Besides, my fellowship ICU doesn't use etco2 yet; it's on its way. But I don't think it correlates with paco2 as well in the unit.
 
Tris(hydroxymethyl)aminomethane, Otherwise known as THAM.
Anyone else out there using this?
I have many times and it is beneficial. Impressively.
My residency was a large trauma center. I used this stuff often there.

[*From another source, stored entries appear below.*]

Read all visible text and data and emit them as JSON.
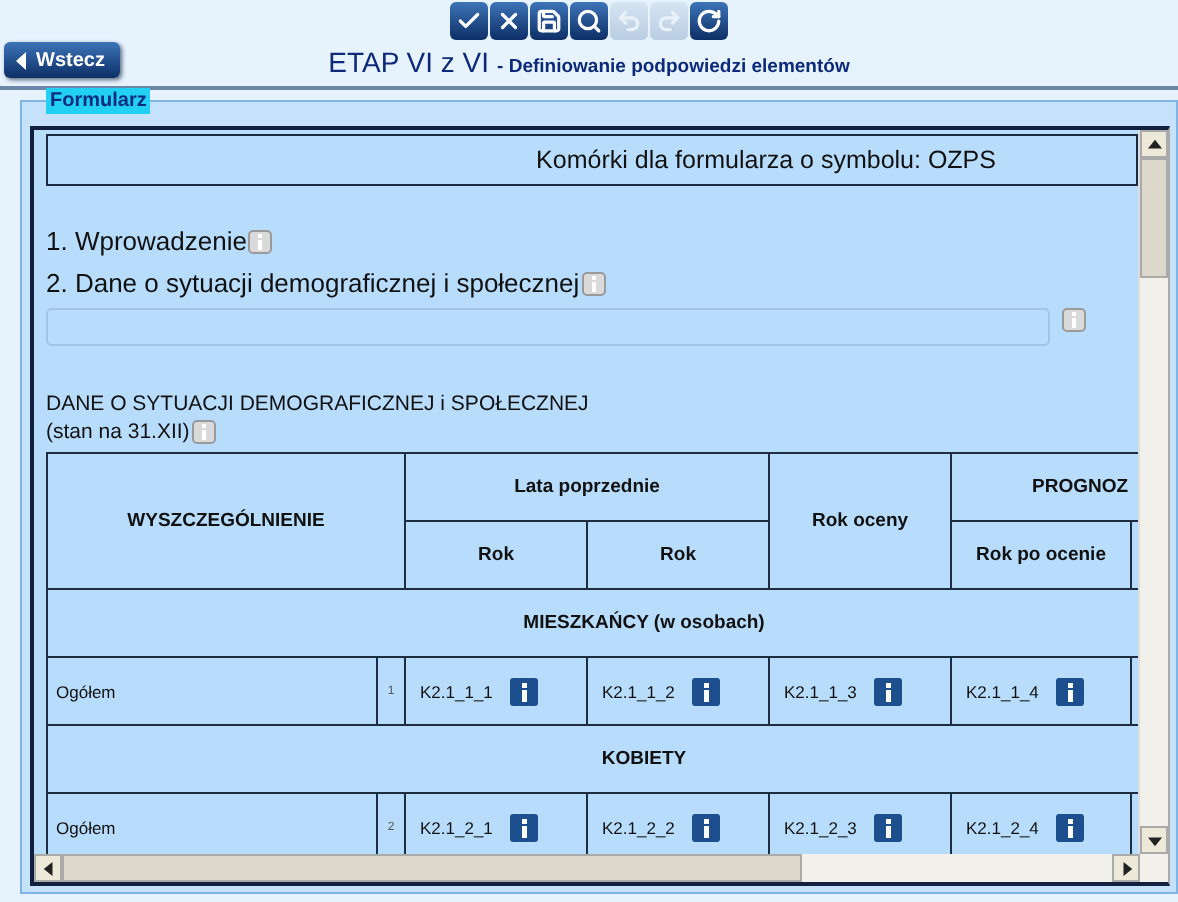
{
  "toolbar": [
    {
      "kind": "check",
      "disabled": false
    },
    {
      "kind": "cancel",
      "disabled": false
    },
    {
      "kind": "save",
      "disabled": false
    },
    {
      "kind": "search",
      "disabled": false
    },
    {
      "kind": "undo",
      "disabled": true
    },
    {
      "kind": "redo",
      "disabled": true
    },
    {
      "kind": "refresh",
      "disabled": false
    }
  ],
  "back_button": "Wstecz",
  "title": {
    "main": "ETAP VI z VI",
    "subtitle": "- Definiowanie podpowiedzi elementów"
  },
  "fieldset_legend": "Formularz",
  "form_heading": "Komórki dla formularza o symbolu: OZPS",
  "sections": [
    "1. Wprowadzenie",
    "2. Dane o sytuacji demograficznej i społecznej"
  ],
  "table_caption": [
    "DANE O SYTUACJI DEMOGRAFICZNEJ i SPOŁECZNEJ",
    "(stan na 31.XII)"
  ],
  "table": {
    "header": {
      "first": "WYSZCZEGÓLNIENIE",
      "group_1": "Lata poprzednie",
      "year_1": "Rok",
      "year_2": "Rok",
      "assessment": "Rok oceny",
      "group_2": "PROGNOZ",
      "forecast_1": "Rok po ocenie"
    },
    "rows": [
      {
        "kind": "section",
        "label": "MIESZKAŃCY (w osobach)"
      },
      {
        "kind": "data",
        "label": "Ogółem",
        "number": "1",
        "cells": [
          "K2.1_1_1",
          "K2.1_1_2",
          "K2.1_1_3",
          "K2.1_1_4"
        ]
      },
      {
        "kind": "section",
        "label": "KOBIETY"
      },
      {
        "kind": "data",
        "label": "Ogółem",
        "number": "2",
        "cells": [
          "K2.1_2_1",
          "K2.1_2_2",
          "K2.1_2_3",
          "K2.1_2_4"
        ]
      }
    ]
  }
}
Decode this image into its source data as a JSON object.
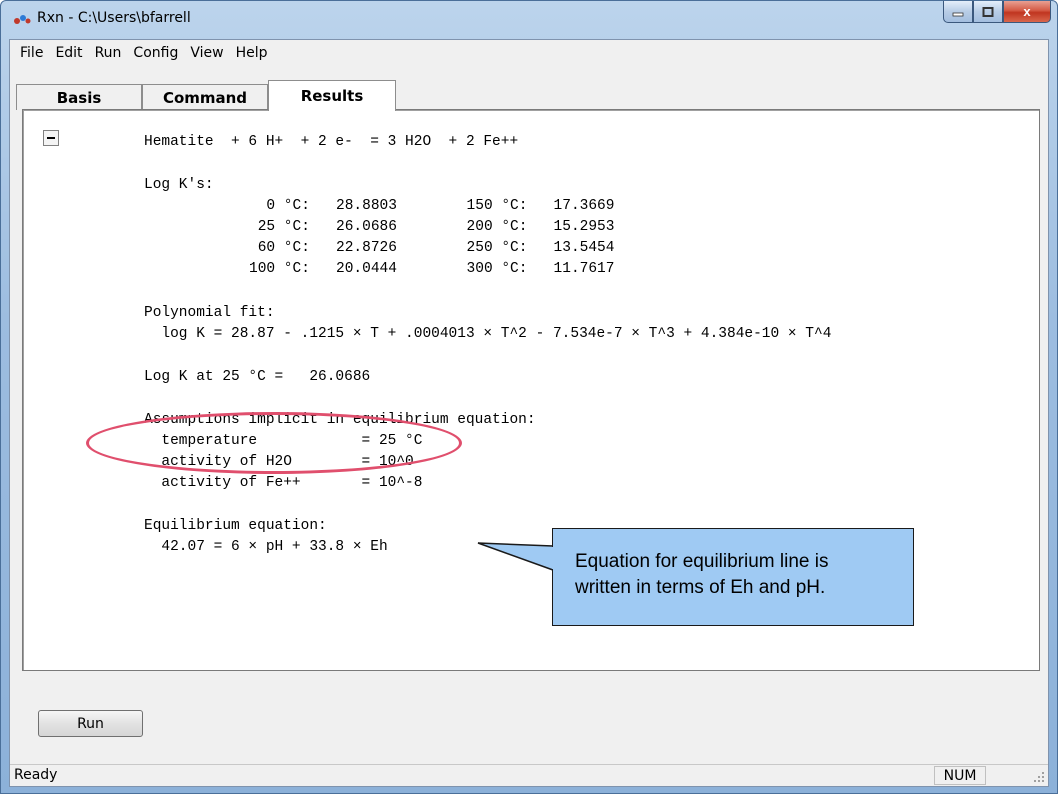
{
  "window": {
    "title": "Rxn - C:\\Users\\bfarrell",
    "close_glyph": "x"
  },
  "menu": [
    "File",
    "Edit",
    "Run",
    "Config",
    "View",
    "Help"
  ],
  "tabs": [
    {
      "label": "Basis"
    },
    {
      "label": "Command"
    },
    {
      "label": "Results"
    }
  ],
  "results": {
    "reaction": "Hematite  + 6 H+  + 2 e-  = 3 H2O  + 2 Fe++",
    "logk_heading": "Log K's:",
    "logk_rows": [
      "  0 °C:   28.8803        150 °C:   17.3669",
      " 25 °C:   26.0686        200 °C:   15.2953",
      " 60 °C:   22.8726        250 °C:   13.5454",
      "100 °C:   20.0444        300 °C:   11.7617"
    ],
    "poly_heading": "Polynomial fit:",
    "poly_eq": "  log K = 28.87 - .1215 × T + .0004013 × T^2 - 7.534e-7 × T^3 + 4.384e-10 × T^4",
    "logk25": "Log K at 25 °C =   26.0686",
    "assump_heading": "Assumptions implicit in equilibrium equation:",
    "assump_rows": [
      "  temperature            = 25 °C",
      "  activity of H2O        = 10^0",
      "  activity of Fe++       = 10^-8"
    ],
    "eq_heading": "Equilibrium equation:",
    "eq_line": "  42.07 = 6 × pH + 33.8 × Eh"
  },
  "callout": {
    "line1": "Equation for equilibrium line is",
    "line2": "written in terms of Eh and pH."
  },
  "buttons": {
    "run": "Run"
  },
  "status": {
    "text": "Ready",
    "num": "NUM"
  },
  "colors": {
    "highlight": "#e04f6d",
    "callout_fill": "#9fcaf3"
  }
}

I used THAM once in the unit in my fellowship for a patient who was still on ECLS but having difficulty ventilating when the sweeps were off. I wanted to see if I could buffer his pH (which would fall to 7.1) and get him off ECLS, which was a major source of hemorrhage. Never had it in residency where I did a lot of trauma. My new anesthesiology/CCM job doesn't officially start until end of next month, and I won't do trauma anymore. But hey, I may consider it.
 
Last month took an old lady from the MICU POD 4-5 s/p a complicated open chole with a hepatic artery injury to the OR for hemorrhagic shock, suspected bleeding from the hepatic artery as abdomen was tight, tense, and actively oozing blood from the old incision. On max neo, vaso, norepi, and we set up epi just prior to transport. pH 6.9ish to start, once they opened the epi was titrated up and after ~10 units pRBCs, 10 FFP, platelets, and cryo over the next hour or so while they dealt with the arterial bleed she basically only responded to boluses of Ca and epi. We ended up giving bicarb a couple times to try and help our pressors a bit, but the carpenter had the polish out so at that point it didn't matter.

Anyhow, somehow she survived the OR and my buddy up in the SICU had THAM in his hand ready to go once I brought her back up. I had been randomly updating him on the ABGs/transfusion status as he knew he was inheriting a mes. It was the first time I had seen it at our institution but in the last few weeks since then I've seen it used in a number of SICU patients.

Oh, and she died 3 days later. But survived the OR!

Fun times, great thread as well. Appreciate the folks who contribute.